O Facebook, que é dono do Instagram, proíbe há um tempo que marcas comprem espaços de publicidade para estes tipos de produtos, mas havia uma forma de burlar isso em posts pagos feitos por influenciadores, que não estavam sujeitos às mesmas regras. Isso significava que as marcas podiam entregar dinheiro para terceiros promoverem coisas que não podiam ser anunciadas, como armas ou cigarros eletrônicos.

O anúncio significa que os influenciadores perderão essa solução potencialmente lucrativa, com o Instagram escrevendo que a aplicação começará “nas próximas semanas”. É a primeira vez que a empresa estabelece “limites para o conteúdo patrocinado por influenciadores”, segundo o Axios.

No mesmo post, no entanto, o Instagram anunciou que estava lançando mais ferramentas para usuários avançados colaborarem diariamente com anunciantes e compartilharem análises em campanhas. Como observou a CNN, isso, juntamente com o lançamento em junho de um recurso que permite às marcas transformar promoções pagas em anúncios oficiais do Instagram, parecem fazer parte de uma estratégia do Instagram para obter um corte na receita dos influenciadores — que historicamente é negociado diretamente entre as celebridades do Instagram e anunciantes fora da plataforma.

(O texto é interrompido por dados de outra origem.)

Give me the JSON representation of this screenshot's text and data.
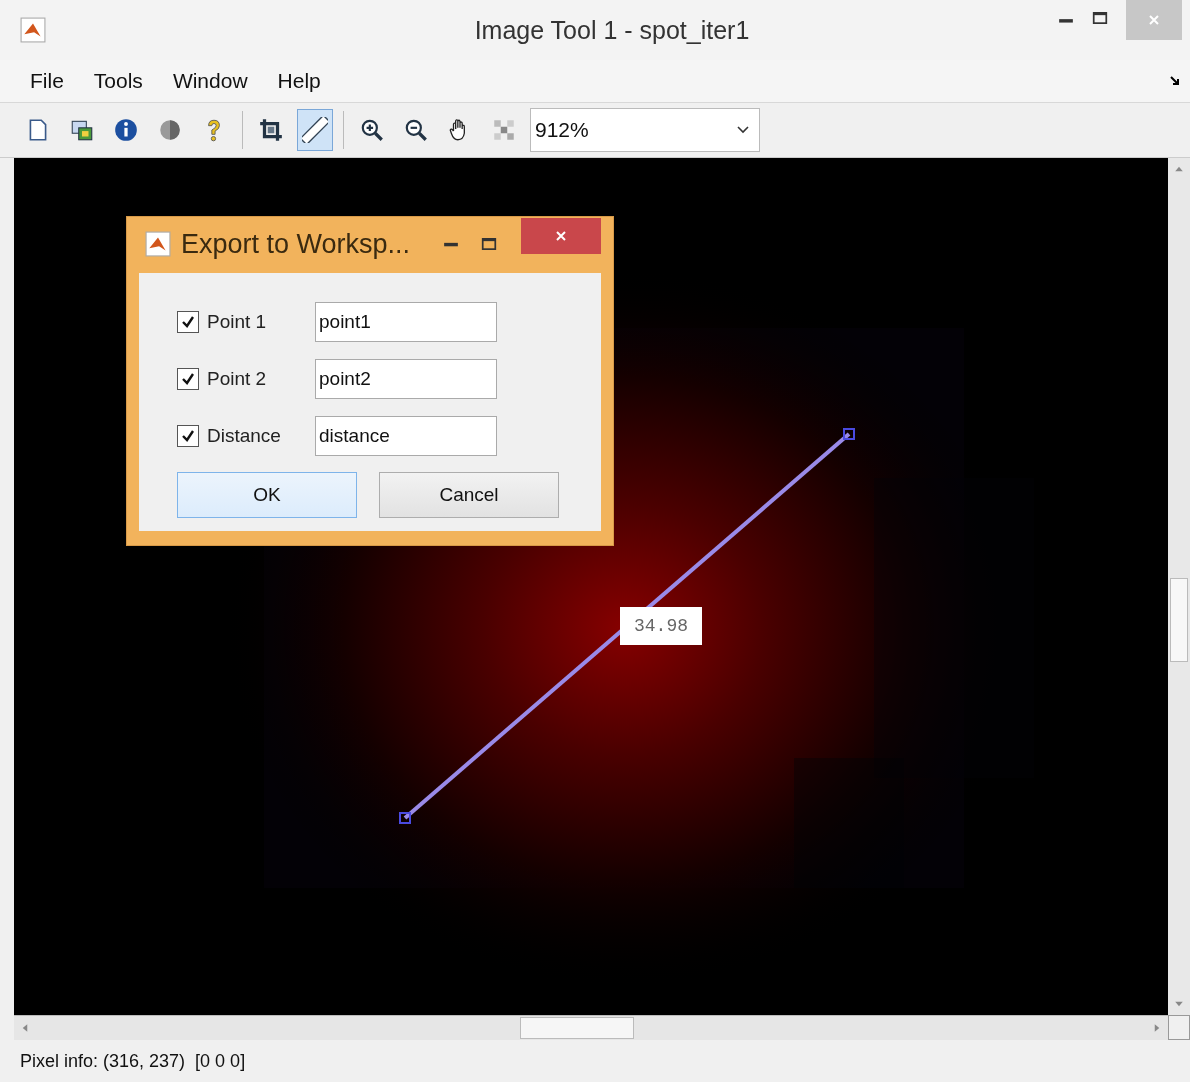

A ação do Instagram vem após a ASA (Advertising Standards Authority), um grupo do setor de publicidade do Reino Unido que estabelece diretrizes para empresas sediadas lá, proibiu quatro empresas de cigarros eletrônicos de promover produtos em páginas públicas do Instagram. Um dos fabricantes argumentou que ele estava apenas fornecendo informações factuais sobre vaping, de acordo com o Guardian, mas a ASA determinou que suas postagens cheias de celebridades no Instagram “claramente iam além do fornecimento de informações factuais e eram de natureza promocional”.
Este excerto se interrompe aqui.